Nurse practitioners lead a quiet revolution in Ontario hospitals

Posted on May 8, 2014 in Health Delivery System

TheStar.com – Life/Nursing Week – To reduce waiting times, NPs can now admit and discharge patients, order tests and prescribe drugs.
May 08 2013.   By: Paul Dalby

CAMPBELLFORD—Thirty years ago, when Beth Van Dusen started her nursing career at Trenton Hospital, nurses were mostly seen, not heard, and doctors called all the shots.

Times have certainly changed.

In March, Van Dusen arrived at Campbellford Memorial Hospital as a nurse practitioner, equipped with the authority to admit and discharge patients, order diagnostic tests and prescribe certain drugs.

Ontario is the first province to give nurse practitioners this much authority.

Van Dusen’s role at this 32-bed country hospital? To help speed up treatment and reduce wait times in the busy emergency room, which has only one doctor on duty, but operates 24/7 and treats 22,000 patients per year.

“This is acute care versus family practice,” says Van Dusen, who has worked the past decade as an NP in community clinics.

“Now, I’m getting to treat the people that I used to send to emerg. The upside of this is that these people are going to get in and out quicker.

“(For example) folks who may have diabetic issues can be sitting there in the waiting room for four or five hours,” he says. “They skipped breakfast, and likely need to have food. So, if we can get them in and out in two hours overall, it’s best for everyone.”

Van Dusen is considered more of an equal partner to ER chief Dr. Norm Bartlett. And he couldn’t be happier about the shifting landscape.

“People used to ask me, are you the only doctor working in here, because there are 10 beds,” he says. “So I’m always moving around, it’s like being the only waiter in a 10-table restaurant.”

“Before Beth came, if I had to take a break for a meal, everything stopped,” says Bartlett. “Now, Beth sees people and gets things rolling while I’m on break, and they’re all teed up when I get back.”

Bartlett, a 16-year ER veteran, had been lobbying for an NP for more than a decade, but his pleas were always outweighed by budgetary constraints. All that had changed with the province’s new emphasis on reducing ER wait times.

“Traditionally, in an emergency department, the sicker patient is seen first and that’s how it needs to be,” says ER manager Sue Robinson. “With this new initiative, the less-urgent people are getting seen as well in a decent amount of time. That’s why we just love having Beth.

“In just the short time she’s been here, we have lowered our average wait time from 4.9 hours to 4.5 hours, and our target is to get that down further still, to 4.3 hours on average.”

The new doctor-NP teamwork is based on a triage system that divides patients into five categories. Doctors handle categories 1 (resuscitation, cardiac arrest) and 2 (emergent chest pains, cardiac in nature). Category 3 (urgent abdominal pain or extreme pain) is shared between the doctor and nurse practitioner, while the NP handles categories 4 (less urgent, such as sore ears, lacerations) and 5 (non-urgent, such as prescription renewals). The Campbellford ER treats about 60 patients per day, admitting an average of five for further treatment. Many have no family doctor.

“Just last week, a fellow came in with a terribly infected toe, and I took one look at him, and I knew he had vascular issues going on,” Van Dusen says. “He had no family doctor, so I referred him to a surgeon for vascular studies.

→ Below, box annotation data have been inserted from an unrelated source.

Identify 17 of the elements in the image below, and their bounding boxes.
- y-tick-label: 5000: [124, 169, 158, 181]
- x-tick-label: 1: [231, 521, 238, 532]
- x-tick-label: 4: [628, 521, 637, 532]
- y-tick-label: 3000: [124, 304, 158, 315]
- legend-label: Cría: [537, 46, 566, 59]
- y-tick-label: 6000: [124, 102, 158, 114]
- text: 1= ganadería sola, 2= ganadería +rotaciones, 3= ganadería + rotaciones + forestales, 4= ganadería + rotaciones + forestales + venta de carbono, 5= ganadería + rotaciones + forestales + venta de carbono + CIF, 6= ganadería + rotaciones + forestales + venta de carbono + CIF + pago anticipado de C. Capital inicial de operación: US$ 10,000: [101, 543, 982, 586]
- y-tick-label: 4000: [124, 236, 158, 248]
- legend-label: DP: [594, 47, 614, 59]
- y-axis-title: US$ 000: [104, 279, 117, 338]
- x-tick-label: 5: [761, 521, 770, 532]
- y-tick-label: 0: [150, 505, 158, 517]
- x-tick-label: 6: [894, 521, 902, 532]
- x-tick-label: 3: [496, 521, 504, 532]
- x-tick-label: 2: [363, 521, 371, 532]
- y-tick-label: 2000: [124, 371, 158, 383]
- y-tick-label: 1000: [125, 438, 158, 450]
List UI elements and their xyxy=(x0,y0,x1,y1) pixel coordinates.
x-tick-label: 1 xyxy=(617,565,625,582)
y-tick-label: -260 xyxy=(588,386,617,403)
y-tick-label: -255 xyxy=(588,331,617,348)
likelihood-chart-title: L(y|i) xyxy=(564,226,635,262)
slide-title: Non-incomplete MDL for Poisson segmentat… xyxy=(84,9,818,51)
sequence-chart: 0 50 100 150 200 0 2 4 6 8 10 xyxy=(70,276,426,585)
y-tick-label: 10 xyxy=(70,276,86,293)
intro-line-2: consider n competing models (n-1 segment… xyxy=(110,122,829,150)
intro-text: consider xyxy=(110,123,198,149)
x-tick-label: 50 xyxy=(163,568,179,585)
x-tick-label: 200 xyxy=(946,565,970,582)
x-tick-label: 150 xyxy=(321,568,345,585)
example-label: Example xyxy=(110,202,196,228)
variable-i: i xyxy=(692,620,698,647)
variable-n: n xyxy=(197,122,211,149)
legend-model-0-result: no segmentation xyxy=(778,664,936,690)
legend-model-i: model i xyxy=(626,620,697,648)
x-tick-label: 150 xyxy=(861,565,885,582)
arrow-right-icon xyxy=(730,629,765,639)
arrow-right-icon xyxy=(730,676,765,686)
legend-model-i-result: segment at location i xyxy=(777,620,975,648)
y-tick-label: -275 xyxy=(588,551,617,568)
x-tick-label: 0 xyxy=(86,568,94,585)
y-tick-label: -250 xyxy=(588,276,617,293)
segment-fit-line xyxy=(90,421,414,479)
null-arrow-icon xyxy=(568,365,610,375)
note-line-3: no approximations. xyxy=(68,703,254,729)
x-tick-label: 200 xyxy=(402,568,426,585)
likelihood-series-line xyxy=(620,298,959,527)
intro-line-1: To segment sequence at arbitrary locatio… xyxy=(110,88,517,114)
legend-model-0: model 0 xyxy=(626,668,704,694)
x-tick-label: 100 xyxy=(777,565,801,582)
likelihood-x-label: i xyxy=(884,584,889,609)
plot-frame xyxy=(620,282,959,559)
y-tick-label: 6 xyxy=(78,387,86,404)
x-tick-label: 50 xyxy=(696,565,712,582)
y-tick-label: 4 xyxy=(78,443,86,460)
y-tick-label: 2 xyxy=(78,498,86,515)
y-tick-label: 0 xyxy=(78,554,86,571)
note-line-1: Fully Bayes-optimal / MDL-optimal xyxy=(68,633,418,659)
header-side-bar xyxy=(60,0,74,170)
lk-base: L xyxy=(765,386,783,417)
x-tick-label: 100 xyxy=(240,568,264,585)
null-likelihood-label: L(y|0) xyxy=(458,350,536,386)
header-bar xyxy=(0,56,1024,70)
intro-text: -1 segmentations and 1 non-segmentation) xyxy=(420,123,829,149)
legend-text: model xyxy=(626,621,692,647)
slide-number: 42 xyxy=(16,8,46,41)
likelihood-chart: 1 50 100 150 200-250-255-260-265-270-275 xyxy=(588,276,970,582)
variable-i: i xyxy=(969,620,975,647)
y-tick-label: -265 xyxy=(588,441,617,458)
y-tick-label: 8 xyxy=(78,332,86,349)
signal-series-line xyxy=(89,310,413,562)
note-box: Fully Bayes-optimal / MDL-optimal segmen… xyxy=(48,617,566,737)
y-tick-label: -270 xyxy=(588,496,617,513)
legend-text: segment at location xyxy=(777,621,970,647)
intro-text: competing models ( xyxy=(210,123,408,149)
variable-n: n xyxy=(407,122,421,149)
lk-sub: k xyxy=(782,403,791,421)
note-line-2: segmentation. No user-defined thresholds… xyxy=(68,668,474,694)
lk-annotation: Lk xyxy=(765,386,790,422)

“The specialist saw the patient just two days later, and the guy has had a full set of tests done. That guy would have just fallen right through the cracks, and likely would have had to have that foot amputated if he had just toughed it out the way some people do.”

The transition has presented a few challenges, she notes.

“In a way, ER has sped up, because the pace of this place is unbelievable for a small town, so you’re changing gears quicker,” she says.

“I’ve had to do a fine-tuning on myself. I’m 30 years graduated as a nurse, so I’m dusting off some books, I can tell you.”